In terms of Foreign Direct Investment, China has not made inroads in Colombia to the same extent it has elsewhere in the region, where Chinese firms are dominant players in energy and infrastructure projects. China’s 2018 FDI flows to Colombia were estimated at USD 32 million, compared to USD 2.5 billion for the United States. Extractive industries such as coal mining and oil and gas exploration and production are the principal areas of U.S. foreign direct investment in Colombia, followed by consumer goods, information technology, franchising, and tourism. Greater investments in Colombian infrastructure projects ranging from roads, airport modernization, port construction and expansion, and major hotel developments are projected over the next 10 years. 

The U.S.-Colombia Trade Promotion Agreement (TPA) entered into force in May 2012 and immediately eliminated import tariffs on 80 percent of U.S. exports of consumer and industrial products to Colombia, with remaining tariffs to be phased out over 10 years. Other provisions include stronger protection for U.S. investors (legal stability), expanded access to service markets, greater intellectual property rights protection, market access for remanufactured goods, and improved dispute settlement mechanisms (arbitration). The Colombian Government has implemented bilateral or multilateral trade agreements with most countries in the Western Hemisphere, including the United States and Canada.

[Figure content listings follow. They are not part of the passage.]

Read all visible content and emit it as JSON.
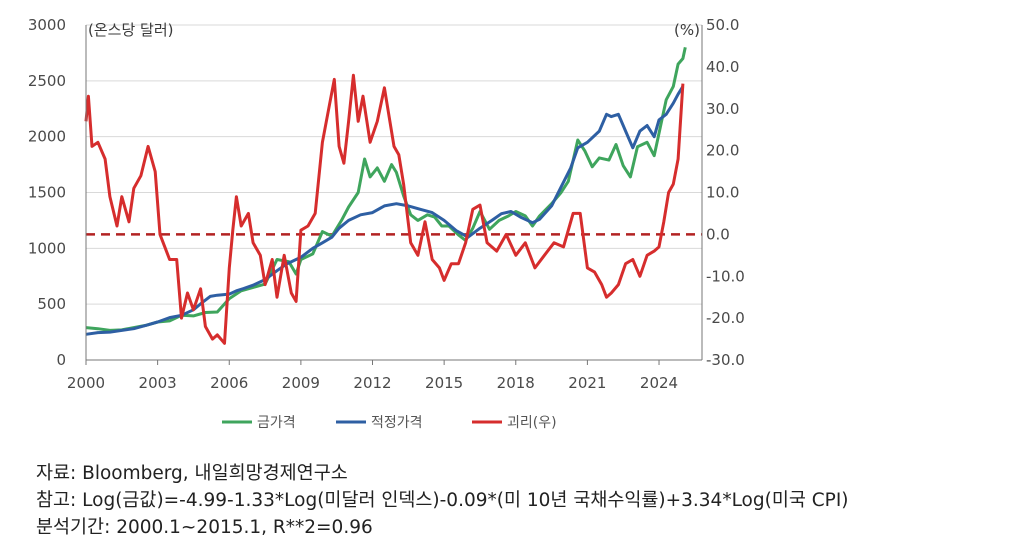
{
  "chart_data": {
    "type": "line",
    "title": "",
    "y_unit_left": "(온스당 달러)",
    "y_unit_right": "(%)",
    "x_ticks": [
      "2000",
      "2003",
      "2006",
      "2009",
      "2012",
      "2015",
      "2018",
      "2021",
      "2024"
    ],
    "y_left_ticks": [
      "0",
      "500",
      "1000",
      "1500",
      "2000",
      "2500",
      "3000"
    ],
    "y_right_ticks": [
      "-30.0",
      "-20.0",
      "-10.0",
      "0.0",
      "10.0",
      "20.0",
      "30.0",
      "40.0",
      "50.0"
    ],
    "xlim": [
      2000,
      2025.8
    ],
    "ylim_left": [
      0,
      3000
    ],
    "ylim_right": [
      -30,
      50
    ],
    "grid": "horizontal",
    "legend_position": "bottom",
    "reference_line": {
      "axis": "right",
      "value": 0.0,
      "style": "dashed",
      "color": "#b22222"
    },
    "series": [
      {
        "name": "금가격",
        "axis": "left",
        "color": "#3fa55d",
        "points": [
          [
            2000.0,
            290
          ],
          [
            2000.5,
            280
          ],
          [
            2001.0,
            265
          ],
          [
            2001.5,
            270
          ],
          [
            2002.0,
            290
          ],
          [
            2002.5,
            310
          ],
          [
            2003.0,
            340
          ],
          [
            2003.5,
            350
          ],
          [
            2004.0,
            400
          ],
          [
            2004.5,
            395
          ],
          [
            2005.0,
            425
          ],
          [
            2005.5,
            430
          ],
          [
            2006.0,
            550
          ],
          [
            2006.5,
            620
          ],
          [
            2007.0,
            650
          ],
          [
            2007.5,
            680
          ],
          [
            2008.0,
            900
          ],
          [
            2008.5,
            880
          ],
          [
            2008.8,
            770
          ],
          [
            2009.0,
            900
          ],
          [
            2009.5,
            950
          ],
          [
            2009.9,
            1150
          ],
          [
            2010.3,
            1110
          ],
          [
            2010.7,
            1250
          ],
          [
            2011.0,
            1370
          ],
          [
            2011.4,
            1500
          ],
          [
            2011.67,
            1800
          ],
          [
            2011.9,
            1640
          ],
          [
            2012.2,
            1720
          ],
          [
            2012.5,
            1600
          ],
          [
            2012.8,
            1750
          ],
          [
            2013.0,
            1680
          ],
          [
            2013.3,
            1470
          ],
          [
            2013.6,
            1300
          ],
          [
            2013.9,
            1250
          ],
          [
            2014.3,
            1300
          ],
          [
            2014.6,
            1280
          ],
          [
            2014.9,
            1200
          ],
          [
            2015.2,
            1200
          ],
          [
            2015.6,
            1120
          ],
          [
            2015.9,
            1070
          ],
          [
            2016.2,
            1180
          ],
          [
            2016.5,
            1330
          ],
          [
            2016.9,
            1170
          ],
          [
            2017.3,
            1250
          ],
          [
            2017.7,
            1290
          ],
          [
            2018.0,
            1330
          ],
          [
            2018.4,
            1290
          ],
          [
            2018.7,
            1200
          ],
          [
            2019.0,
            1290
          ],
          [
            2019.5,
            1400
          ],
          [
            2019.9,
            1500
          ],
          [
            2020.2,
            1600
          ],
          [
            2020.6,
            1970
          ],
          [
            2020.9,
            1870
          ],
          [
            2021.2,
            1730
          ],
          [
            2021.5,
            1810
          ],
          [
            2021.9,
            1790
          ],
          [
            2022.2,
            1930
          ],
          [
            2022.5,
            1740
          ],
          [
            2022.8,
            1640
          ],
          [
            2023.1,
            1910
          ],
          [
            2023.5,
            1950
          ],
          [
            2023.8,
            1830
          ],
          [
            2024.0,
            2030
          ],
          [
            2024.3,
            2330
          ],
          [
            2024.6,
            2450
          ],
          [
            2024.8,
            2650
          ],
          [
            2025.0,
            2700
          ],
          [
            2025.1,
            2800
          ]
        ]
      },
      {
        "name": "적정가격",
        "axis": "left",
        "color": "#2e5fa3",
        "points": [
          [
            2000.0,
            230
          ],
          [
            2000.5,
            245
          ],
          [
            2001.0,
            250
          ],
          [
            2001.5,
            265
          ],
          [
            2002.0,
            280
          ],
          [
            2002.5,
            310
          ],
          [
            2003.0,
            340
          ],
          [
            2003.5,
            380
          ],
          [
            2004.0,
            400
          ],
          [
            2004.5,
            450
          ],
          [
            2004.9,
            520
          ],
          [
            2005.2,
            570
          ],
          [
            2005.5,
            580
          ],
          [
            2006.0,
            590
          ],
          [
            2006.3,
            620
          ],
          [
            2006.6,
            640
          ],
          [
            2007.0,
            670
          ],
          [
            2007.5,
            720
          ],
          [
            2008.0,
            800
          ],
          [
            2008.4,
            860
          ],
          [
            2008.8,
            900
          ],
          [
            2009.0,
            920
          ],
          [
            2009.5,
            1000
          ],
          [
            2009.9,
            1050
          ],
          [
            2010.3,
            1100
          ],
          [
            2010.6,
            1180
          ],
          [
            2011.0,
            1250
          ],
          [
            2011.5,
            1300
          ],
          [
            2012.0,
            1320
          ],
          [
            2012.5,
            1380
          ],
          [
            2013.0,
            1400
          ],
          [
            2013.5,
            1380
          ],
          [
            2014.0,
            1350
          ],
          [
            2014.5,
            1320
          ],
          [
            2015.0,
            1250
          ],
          [
            2015.5,
            1160
          ],
          [
            2016.0,
            1100
          ],
          [
            2016.5,
            1180
          ],
          [
            2017.0,
            1250
          ],
          [
            2017.4,
            1310
          ],
          [
            2017.8,
            1330
          ],
          [
            2018.2,
            1280
          ],
          [
            2018.7,
            1230
          ],
          [
            2019.0,
            1260
          ],
          [
            2019.5,
            1380
          ],
          [
            2019.9,
            1550
          ],
          [
            2020.3,
            1720
          ],
          [
            2020.6,
            1900
          ],
          [
            2021.0,
            1950
          ],
          [
            2021.5,
            2050
          ],
          [
            2021.8,
            2200
          ],
          [
            2022.0,
            2180
          ],
          [
            2022.3,
            2200
          ],
          [
            2022.6,
            2050
          ],
          [
            2022.9,
            1900
          ],
          [
            2023.2,
            2050
          ],
          [
            2023.5,
            2100
          ],
          [
            2023.8,
            2000
          ],
          [
            2024.0,
            2150
          ],
          [
            2024.3,
            2200
          ],
          [
            2024.6,
            2300
          ],
          [
            2024.8,
            2380
          ],
          [
            2025.0,
            2450
          ]
        ]
      },
      {
        "name": "괴리(우)",
        "axis": "right",
        "color": "#d62d2d",
        "points": [
          [
            2000.0,
            27
          ],
          [
            2000.1,
            33
          ],
          [
            2000.25,
            21
          ],
          [
            2000.5,
            22
          ],
          [
            2000.8,
            18
          ],
          [
            2001.0,
            9
          ],
          [
            2001.3,
            2
          ],
          [
            2001.5,
            9
          ],
          [
            2001.8,
            3
          ],
          [
            2002.0,
            11
          ],
          [
            2002.3,
            14
          ],
          [
            2002.6,
            21
          ],
          [
            2002.9,
            15
          ],
          [
            2003.1,
            0
          ],
          [
            2003.3,
            -3
          ],
          [
            2003.5,
            -6
          ],
          [
            2003.8,
            -6
          ],
          [
            2004.0,
            -20
          ],
          [
            2004.25,
            -14
          ],
          [
            2004.5,
            -18
          ],
          [
            2004.8,
            -13
          ],
          [
            2005.0,
            -22
          ],
          [
            2005.3,
            -25
          ],
          [
            2005.5,
            -24
          ],
          [
            2005.8,
            -26
          ],
          [
            2006.0,
            -8
          ],
          [
            2006.15,
            1
          ],
          [
            2006.3,
            9
          ],
          [
            2006.5,
            2
          ],
          [
            2006.8,
            5
          ],
          [
            2007.0,
            -2
          ],
          [
            2007.3,
            -5
          ],
          [
            2007.5,
            -12
          ],
          [
            2007.8,
            -6
          ],
          [
            2008.0,
            -15
          ],
          [
            2008.3,
            -5
          ],
          [
            2008.6,
            -14
          ],
          [
            2008.8,
            -16
          ],
          [
            2009.0,
            1
          ],
          [
            2009.3,
            2
          ],
          [
            2009.6,
            5
          ],
          [
            2009.9,
            22
          ],
          [
            2010.2,
            31
          ],
          [
            2010.4,
            37
          ],
          [
            2010.6,
            21
          ],
          [
            2010.8,
            17
          ],
          [
            2011.0,
            27
          ],
          [
            2011.2,
            38
          ],
          [
            2011.4,
            27
          ],
          [
            2011.6,
            33
          ],
          [
            2011.9,
            22
          ],
          [
            2012.2,
            27
          ],
          [
            2012.5,
            35
          ],
          [
            2012.7,
            28
          ],
          [
            2012.9,
            21
          ],
          [
            2013.1,
            19
          ],
          [
            2013.3,
            12
          ],
          [
            2013.6,
            -2
          ],
          [
            2013.9,
            -5
          ],
          [
            2014.2,
            3
          ],
          [
            2014.5,
            -6
          ],
          [
            2014.8,
            -8
          ],
          [
            2015.0,
            -11
          ],
          [
            2015.3,
            -7
          ],
          [
            2015.6,
            -7
          ],
          [
            2015.9,
            -2
          ],
          [
            2016.2,
            6
          ],
          [
            2016.5,
            7
          ],
          [
            2016.8,
            -2
          ],
          [
            2017.2,
            -4
          ],
          [
            2017.6,
            0
          ],
          [
            2018.0,
            -5
          ],
          [
            2018.4,
            -2
          ],
          [
            2018.8,
            -8
          ],
          [
            2019.2,
            -5
          ],
          [
            2019.6,
            -2
          ],
          [
            2020.0,
            -3
          ],
          [
            2020.4,
            5
          ],
          [
            2020.7,
            5
          ],
          [
            2021.0,
            -8
          ],
          [
            2021.3,
            -9
          ],
          [
            2021.6,
            -12
          ],
          [
            2021.8,
            -15
          ],
          [
            2022.0,
            -14
          ],
          [
            2022.3,
            -12
          ],
          [
            2022.6,
            -7
          ],
          [
            2022.9,
            -6
          ],
          [
            2023.2,
            -10
          ],
          [
            2023.5,
            -5
          ],
          [
            2023.8,
            -4
          ],
          [
            2024.0,
            -3
          ],
          [
            2024.2,
            3
          ],
          [
            2024.4,
            10
          ],
          [
            2024.6,
            12
          ],
          [
            2024.8,
            18
          ],
          [
            2025.0,
            36
          ]
        ]
      }
    ]
  },
  "notes": {
    "source": "자료: Bloomberg, 내일희망경제연구소",
    "reference": "참고: Log(금값)=-4.99-1.33*Log(미달러 인덱스)-0.09*(미 10년 국채수익률)+3.34*Log(미국 CPI)",
    "period": "분석기간: 2000.1~2015.1, R**2=0.96"
  }
}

Colombia also has trade agreements with the European Union, the Pacific Alliance (Colombia, Chile, Mexico and Peru), South Korea, and an agreement with Panama is pending ratification.

Colombia has five commercial hubs in the country: Bogota, Medellin, Cali, Barranquilla, and Cartagena. In contrast, most Latin American countries have only one or two major cities, while Colombia offers U.S exporters access to multiple commercial hubs, each of which has its own American Chamber of Commerce. While these cities and many other secondary cities offer unique market opportunities, they are close enough via air routes that it is common to have one partner (agent, distributer, or representative) cover the entire country.